- Unemployment is expected to rise to 33.6% by end of the year
- Information technology and telecoms among top hiring sectors
The number of people looking for employment through Nigeria’s biggest recruiting website has jumped five-fold since the start of the Covid-19 pandemic, highlighting the struggle faced by many in Africa’s largest economy.
“Typically we have about 10,000 active job-seekers a week,” Hilda Kragha, Jobberman’s chief executive officer, said in interview in Lagos, the country’s financial capital. “During this pandemic, we have been having over 55,000, which means more people are looking for jobs.”
Like many countries Nigeria has been hit hard economically after implementing lockdowns to contain the spread of coronavirus. Africa’s top oil producer was also reeling from a collapse in crude prices earlier in the year and is suffering from rampant dollar shortages. Combined they have exacerbated the strain on a wide range of businesses in a country that has long struggled to provide jobs for its young population.
The data from Jobberman, which recruits mainly white-collar employees and doesn’t track those looking for non-skilled, blue-collar work, chimes with official estimates that sees unemployment in the nation of more than 200 million soaring to 34% by the end of the year from 23% in 2019.
While there was a 40% drop in recruitment in March when the first two weeks after movement restrictions were imposed, applications per vacancy on the online platform has jumped by 183% this year.
With Nigeria’s economy set to contract 5.4% this year, according to International Monetary Fund estimates, IT and telecommunication firms are topping Jobberman’s hiring charts as Nigerian companies, like others worldwide, adapt to an at-home workforce. Likewise the hospitality, tourism, travel, aviation, entertainment and oil and gas industries have fallen to the bottom.
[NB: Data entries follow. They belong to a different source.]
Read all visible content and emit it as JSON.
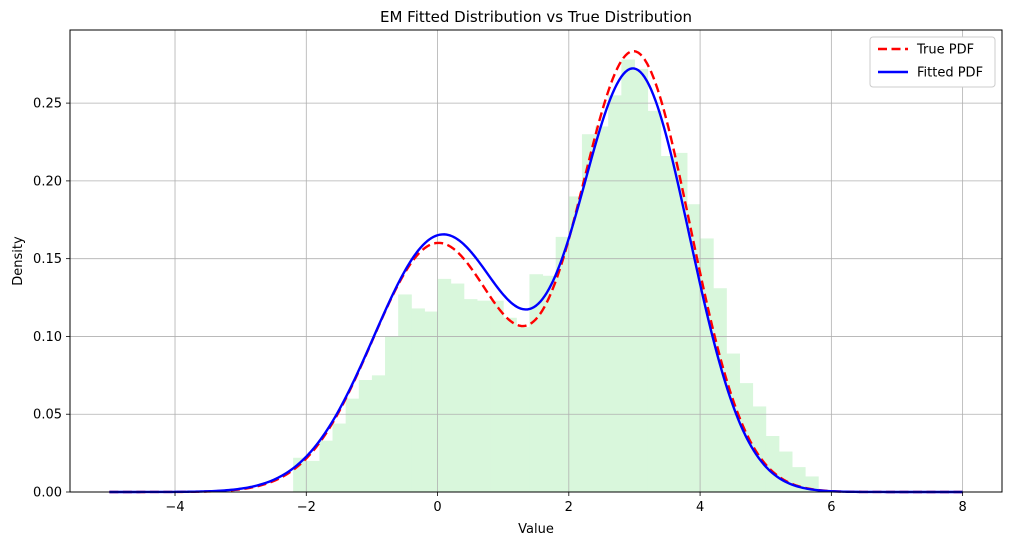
{
  "chart_data": {
    "type": "line",
    "title": "EM Fitted Distribution vs True Distribution",
    "xlabel": "Value",
    "ylabel": "Density",
    "xlim": [
      -5.6,
      8.6
    ],
    "ylim": [
      0,
      0.297
    ],
    "xticks": [
      -4,
      -2,
      0,
      2,
      4,
      6,
      8
    ],
    "yticks": [
      0.0,
      0.05,
      0.1,
      0.15,
      0.2,
      0.25
    ],
    "xtick_labels": [
      "−4",
      "−2",
      "0",
      "2",
      "4",
      "6",
      "8"
    ],
    "ytick_labels": [
      "0.00",
      "0.05",
      "0.10",
      "0.15",
      "0.20",
      "0.25"
    ],
    "grid": true,
    "legend_position": "top-right",
    "histogram": {
      "color": "#d9f7dc",
      "bins": [
        {
          "x0": -2.2,
          "x1": -2.0,
          "h": 0.022
        },
        {
          "x0": -2.0,
          "x1": -1.8,
          "h": 0.02
        },
        {
          "x0": -1.8,
          "x1": -1.6,
          "h": 0.033
        },
        {
          "x0": -1.6,
          "x1": -1.4,
          "h": 0.044
        },
        {
          "x0": -1.4,
          "x1": -1.2,
          "h": 0.06
        },
        {
          "x0": -1.2,
          "x1": -1.0,
          "h": 0.072
        },
        {
          "x0": -1.0,
          "x1": -0.8,
          "h": 0.075
        },
        {
          "x0": -0.8,
          "x1": -0.6,
          "h": 0.1
        },
        {
          "x0": -0.6,
          "x1": -0.4,
          "h": 0.127
        },
        {
          "x0": -0.4,
          "x1": -0.2,
          "h": 0.118
        },
        {
          "x0": -0.2,
          "x1": 0.0,
          "h": 0.116
        },
        {
          "x0": 0.0,
          "x1": 0.2,
          "h": 0.137
        },
        {
          "x0": 0.2,
          "x1": 0.4,
          "h": 0.134
        },
        {
          "x0": 0.4,
          "x1": 0.6,
          "h": 0.124
        },
        {
          "x0": 0.6,
          "x1": 0.8,
          "h": 0.123
        },
        {
          "x0": 0.8,
          "x1": 1.0,
          "h": 0.123
        },
        {
          "x0": 1.0,
          "x1": 1.2,
          "h": 0.112
        },
        {
          "x0": 1.2,
          "x1": 1.4,
          "h": 0.106
        },
        {
          "x0": 1.4,
          "x1": 1.6,
          "h": 0.14
        },
        {
          "x0": 1.6,
          "x1": 1.8,
          "h": 0.139
        },
        {
          "x0": 1.8,
          "x1": 2.0,
          "h": 0.164
        },
        {
          "x0": 2.0,
          "x1": 2.2,
          "h": 0.19
        },
        {
          "x0": 2.2,
          "x1": 2.4,
          "h": 0.23
        },
        {
          "x0": 2.4,
          "x1": 2.6,
          "h": 0.235
        },
        {
          "x0": 2.6,
          "x1": 2.8,
          "h": 0.255
        },
        {
          "x0": 2.8,
          "x1": 3.0,
          "h": 0.278
        },
        {
          "x0": 3.0,
          "x1": 3.2,
          "h": 0.272
        },
        {
          "x0": 3.2,
          "x1": 3.4,
          "h": 0.245
        },
        {
          "x0": 3.4,
          "x1": 3.6,
          "h": 0.216
        },
        {
          "x0": 3.6,
          "x1": 3.8,
          "h": 0.218
        },
        {
          "x0": 3.8,
          "x1": 4.0,
          "h": 0.185
        },
        {
          "x0": 4.0,
          "x1": 4.2,
          "h": 0.163
        },
        {
          "x0": 4.2,
          "x1": 4.4,
          "h": 0.131
        },
        {
          "x0": 4.4,
          "x1": 4.6,
          "h": 0.089
        },
        {
          "x0": 4.6,
          "x1": 4.8,
          "h": 0.07
        },
        {
          "x0": 4.8,
          "x1": 5.0,
          "h": 0.055
        },
        {
          "x0": 5.0,
          "x1": 5.2,
          "h": 0.036
        },
        {
          "x0": 5.2,
          "x1": 5.4,
          "h": 0.026
        },
        {
          "x0": 5.4,
          "x1": 5.6,
          "h": 0.016
        },
        {
          "x0": 5.6,
          "x1": 5.8,
          "h": 0.01
        }
      ]
    },
    "series": [
      {
        "name": "True PDF",
        "color": "#ff0000",
        "dash": "dashed",
        "mixture": {
          "weights": [
            0.4,
            0.6
          ],
          "means": [
            0.0,
            3.0
          ],
          "sds": [
            1.0,
            0.85
          ]
        },
        "x_range": [
          -5,
          8
        ]
      },
      {
        "name": "Fitted PDF",
        "color": "#0000ff",
        "dash": "solid",
        "mixture": {
          "weights": [
            0.43,
            0.57
          ],
          "means": [
            0.07,
            3.0
          ],
          "sds": [
            1.04,
            0.845
          ]
        },
        "x_range": [
          -5,
          8
        ]
      }
    ]
  }
}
Firms are also cutting down on the number of staff they need or are putting off offers to new employees as they reassess their plans.
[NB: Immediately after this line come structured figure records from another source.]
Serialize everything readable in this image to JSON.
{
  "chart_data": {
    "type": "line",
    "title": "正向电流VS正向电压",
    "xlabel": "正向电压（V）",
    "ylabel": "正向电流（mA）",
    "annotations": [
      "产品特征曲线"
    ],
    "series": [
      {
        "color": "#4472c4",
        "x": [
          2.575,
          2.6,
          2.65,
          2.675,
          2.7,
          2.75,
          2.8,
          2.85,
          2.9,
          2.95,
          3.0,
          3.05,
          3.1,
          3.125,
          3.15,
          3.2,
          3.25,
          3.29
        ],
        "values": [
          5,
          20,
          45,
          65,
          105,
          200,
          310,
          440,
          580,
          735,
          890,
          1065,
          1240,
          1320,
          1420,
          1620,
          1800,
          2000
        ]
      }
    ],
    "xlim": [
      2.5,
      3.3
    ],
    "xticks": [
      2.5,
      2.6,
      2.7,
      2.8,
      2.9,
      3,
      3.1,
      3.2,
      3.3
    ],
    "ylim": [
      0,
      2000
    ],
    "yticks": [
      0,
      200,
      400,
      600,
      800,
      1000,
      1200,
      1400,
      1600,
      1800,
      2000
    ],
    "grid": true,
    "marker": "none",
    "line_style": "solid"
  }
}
“We have a client who was trying to hire 2,000 people before the pandemic, as the pandemic started they reduced to 500 and now they’ve only confirmed about 200 people,” Kragha said. At least 10% of those already offered jobs through the platform have been put on hold by their potential employers.
Jobberman, which is a local unit of Ringier One Africa Media Group, has over 2 million registered job seekers on its platform and placed 16,000 job-seekers in roles in the past three months, according to Kragha.
The company said it is in partnership with the Mastercard Foundation to provide training in emotional intelligence, business etiquette and time-management skills for 5 million unemployed Nigerians to enhance their chances “in an overcrowded job market.”